Search code examples
javafilehashmapfrequency

How to record a string appear frequency faster using HashMap in Java?


I'm studying a decision tree, and the algorithm has a part of record string frequency from file. This file have 30,000 cases and 1.68MB size.

I try to using HashMap to do this, in my main algorithm code, the replace method run about 900 milion times and took me about 30 seconds. Any way I can do it faster?

There are simplify code of my main algorithm code below, it took me about 10 second.

Map<String, Integer> classesCount = new HashMap<>();
int target = 900000000;

classesCount.put("a", 0);
classesCount.put("b", 0);

for(int i = 0; i < target; i++) {
    if (i % 2 == 0) {
        classesCount.replace("a", classesCount.get("a") + 1);
    }
    else {
        classesCount.replace("b", classesCount.get("b") + 1);
    }
}

To make it more clear my actual code, I have a class Value, and I have an array of Value class in main method, this is Values class as below.
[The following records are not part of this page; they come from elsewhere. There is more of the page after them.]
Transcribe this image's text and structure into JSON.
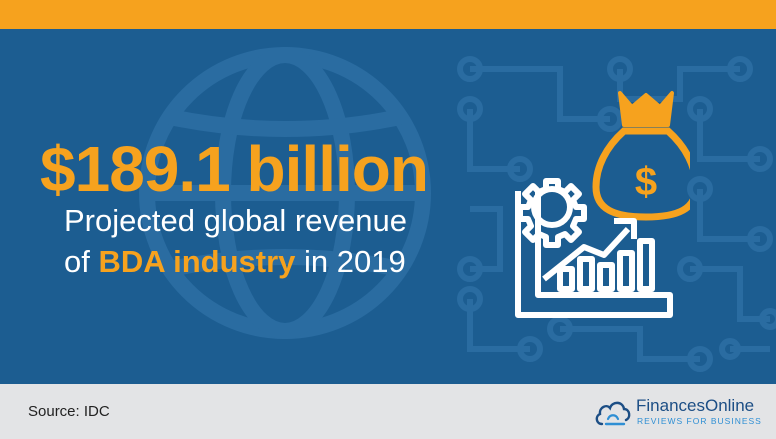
{
  "headline": {
    "amount": "$189.1 billion",
    "line1": "Projected global revenue",
    "line2_pre": "of ",
    "line2_highlight": "BDA industry",
    "line2_post": " in 2019"
  },
  "footer": {
    "source": "Source: IDC",
    "brand_name": "FinancesOnline",
    "brand_tagline": "REVIEWS FOR BUSINESS"
  },
  "icons": [
    "globe-icon",
    "circuit-pattern",
    "money-bag-icon",
    "dollar-sign-icon",
    "gear-icon",
    "growth-chart-icon",
    "cloud-logo-icon"
  ],
  "colors": {
    "background": "#1c5d91",
    "accent": "#f6a21e",
    "footer": "#e3e4e6",
    "brand": "#1c4e85"
  }
}
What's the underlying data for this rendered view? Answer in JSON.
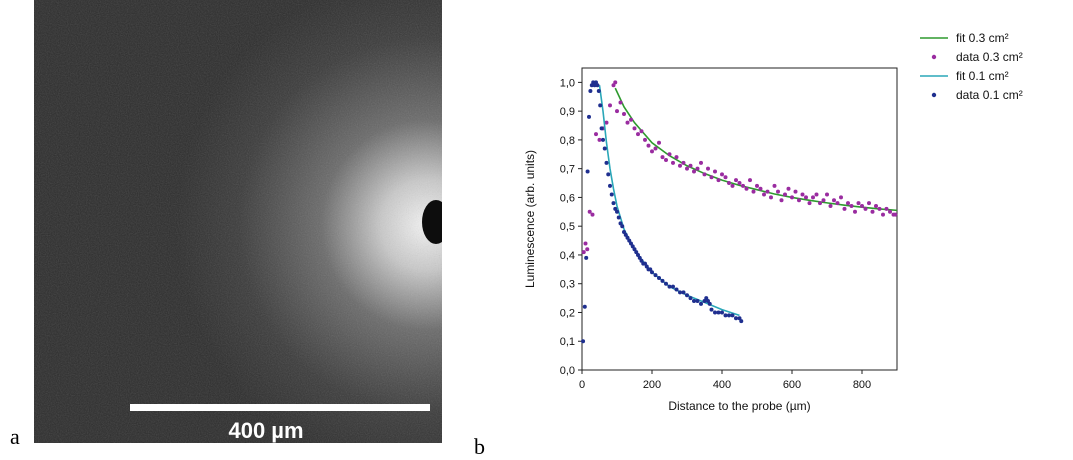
{
  "panels": {
    "a_label": "a",
    "b_label": "b"
  },
  "micrograph": {
    "scale_bar_label": "400 µm",
    "scale_bar_um": 400
  },
  "chart_data": {
    "type": "scatter",
    "title": "",
    "xlabel": "Distance to the probe (µm)",
    "ylabel": "Luminescence (arb. units)",
    "xlim": [
      0,
      900
    ],
    "ylim": [
      0.0,
      1.05
    ],
    "x_ticks": [
      "0",
      "200",
      "400",
      "600",
      "800"
    ],
    "x_tick_values": [
      0,
      200,
      400,
      600,
      800
    ],
    "y_ticks": [
      "0,0",
      "0,1",
      "0,2",
      "0,3",
      "0,4",
      "0,5",
      "0,6",
      "0,7",
      "0,8",
      "0,9",
      "1,0"
    ],
    "y_tick_values": [
      0,
      0.1,
      0.2,
      0.3,
      0.4,
      0.5,
      0.6,
      0.7,
      0.8,
      0.9,
      1.0
    ],
    "grid": false,
    "legend_position": "top-right",
    "series": [
      {
        "name": "fit 0.3 cm²",
        "kind": "line",
        "color": "#2e9a2e",
        "x": [
          95,
          120,
          150,
          200,
          250,
          300,
          350,
          400,
          450,
          500,
          550,
          600,
          650,
          700,
          750,
          800,
          850,
          900
        ],
        "y": [
          0.98,
          0.915,
          0.86,
          0.79,
          0.745,
          0.71,
          0.683,
          0.66,
          0.642,
          0.627,
          0.612,
          0.6,
          0.59,
          0.581,
          0.573,
          0.566,
          0.56,
          0.555
        ]
      },
      {
        "name": "data 0.3 cm²",
        "kind": "points",
        "color": "#9a2ca0",
        "x": [
          5,
          10,
          15,
          22,
          30,
          40,
          50,
          60,
          70,
          80,
          90,
          95,
          100,
          110,
          120,
          130,
          140,
          150,
          160,
          170,
          180,
          190,
          200,
          210,
          220,
          230,
          240,
          250,
          260,
          270,
          280,
          290,
          300,
          310,
          320,
          330,
          340,
          350,
          360,
          370,
          380,
          390,
          400,
          410,
          420,
          430,
          440,
          450,
          460,
          470,
          480,
          490,
          500,
          510,
          520,
          530,
          540,
          550,
          560,
          570,
          580,
          590,
          600,
          610,
          620,
          630,
          640,
          650,
          660,
          670,
          680,
          690,
          700,
          710,
          720,
          730,
          740,
          750,
          760,
          770,
          780,
          790,
          800,
          810,
          820,
          830,
          840,
          850,
          860,
          870,
          880,
          890,
          895
        ],
        "y": [
          0.41,
          0.44,
          0.42,
          0.55,
          0.54,
          0.82,
          0.8,
          0.84,
          0.86,
          0.92,
          0.99,
          1.0,
          0.9,
          0.93,
          0.89,
          0.86,
          0.87,
          0.84,
          0.82,
          0.83,
          0.8,
          0.78,
          0.76,
          0.77,
          0.79,
          0.74,
          0.73,
          0.75,
          0.72,
          0.74,
          0.71,
          0.72,
          0.7,
          0.71,
          0.69,
          0.7,
          0.72,
          0.68,
          0.7,
          0.67,
          0.69,
          0.66,
          0.68,
          0.67,
          0.65,
          0.64,
          0.66,
          0.65,
          0.64,
          0.63,
          0.66,
          0.62,
          0.64,
          0.63,
          0.61,
          0.62,
          0.6,
          0.64,
          0.62,
          0.59,
          0.61,
          0.63,
          0.6,
          0.62,
          0.59,
          0.61,
          0.6,
          0.58,
          0.6,
          0.61,
          0.58,
          0.59,
          0.61,
          0.57,
          0.59,
          0.58,
          0.6,
          0.56,
          0.58,
          0.57,
          0.55,
          0.58,
          0.57,
          0.56,
          0.58,
          0.55,
          0.57,
          0.56,
          0.54,
          0.56,
          0.55,
          0.54,
          0.54
        ]
      },
      {
        "name": "fit 0.1 cm²",
        "kind": "line",
        "color": "#2aa7b8",
        "x": [
          50,
          60,
          70,
          80,
          90,
          100,
          120,
          140,
          160,
          180,
          200,
          250,
          300,
          350,
          400,
          450
        ],
        "y": [
          0.99,
          0.9,
          0.79,
          0.7,
          0.63,
          0.57,
          0.49,
          0.44,
          0.4,
          0.37,
          0.34,
          0.29,
          0.26,
          0.235,
          0.21,
          0.19
        ]
      },
      {
        "name": "data 0.1 cm²",
        "kind": "points",
        "color": "#1f2f8f",
        "x": [
          3,
          8,
          12,
          16,
          20,
          24,
          28,
          32,
          36,
          40,
          44,
          48,
          52,
          56,
          60,
          65,
          70,
          75,
          80,
          85,
          90,
          95,
          100,
          105,
          110,
          115,
          120,
          125,
          130,
          135,
          140,
          145,
          150,
          155,
          160,
          165,
          170,
          175,
          180,
          185,
          190,
          195,
          200,
          210,
          220,
          230,
          240,
          250,
          260,
          270,
          280,
          290,
          300,
          310,
          320,
          330,
          340,
          350,
          355,
          360,
          365,
          370,
          380,
          390,
          400,
          410,
          420,
          430,
          440,
          450,
          455
        ],
        "y": [
          0.1,
          0.22,
          0.39,
          0.69,
          0.88,
          0.97,
          0.99,
          1.0,
          0.99,
          1.0,
          0.99,
          0.97,
          0.92,
          0.84,
          0.8,
          0.77,
          0.72,
          0.68,
          0.64,
          0.61,
          0.58,
          0.56,
          0.55,
          0.53,
          0.51,
          0.5,
          0.48,
          0.47,
          0.46,
          0.45,
          0.44,
          0.43,
          0.42,
          0.41,
          0.4,
          0.39,
          0.38,
          0.37,
          0.37,
          0.36,
          0.35,
          0.35,
          0.34,
          0.33,
          0.32,
          0.31,
          0.3,
          0.29,
          0.29,
          0.28,
          0.27,
          0.27,
          0.26,
          0.25,
          0.24,
          0.24,
          0.23,
          0.24,
          0.25,
          0.24,
          0.23,
          0.21,
          0.2,
          0.2,
          0.2,
          0.19,
          0.19,
          0.19,
          0.18,
          0.18,
          0.17
        ]
      }
    ]
  }
}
public class Value<T extends Comparable<T>> implements Comparable<Value<T>> {
public T value;
public String result;

public Value(T value, String result) {
    this.value = value;
    this.result = result;
}

public int compareTo(Value<T> v) {
    return value.compareTo(v.value);
}

}

this is main method code as below. assume arrayOfValue already have many element and every Value's result just have "a" and "b":

Map<String, Integer> classesCountA = new HashMap<>();
Map<String, Integer> classesCountB = new HashMap<>();
Value[] arrayOfValue = new Value[];
int splitIndex = 55;

classesCountA.put("a", 0);
classesCountA.put("b", 0);
classesCountB.put("a", 0);
classesCountB.put("b", 0);

for(int i = 0; i < arrayOfValue.length; i++) {
    if(i < splitIndex) {
        classesCountA.replace(arrayOfValue[i].result, classesCount.get(arrayOfValue[i].result) + 1);
    }
    else {
        classesCountB.replace(arrayOfValue[i].result, classesCount.get(arrayOfValue[i].result) + 1);
    }
}

Solution

  • You don't need to replace the map's value at all. In contrast to keys map values are allowed to be mutable so all you need is a mutable structure to hold the frequency for each value.

    Thus you could do it like this (simplified):

    class Frequency {
      int value;
    }
    
    Map<String, Frequency> frequencyMap = new HashMap<>();
    
    //iterate over the words
    for(String word : words) {
      //get the mutable frequency for each word
      Frequency f = frequencyMap.get(word);
    
      //if the entry doesn't exist yet put it into the map
      //(you could use computeIfAbsent but it would be slower
      if( f == null ) {
         f = new Frequency();
         frequencyMap.put(word, f);
      }
    
      //just mutate the frequency - no need to change the map again
      f.value++;
    }
    

    On my machine that's about 5x faster than the replace(key, get(key) + 1) approach.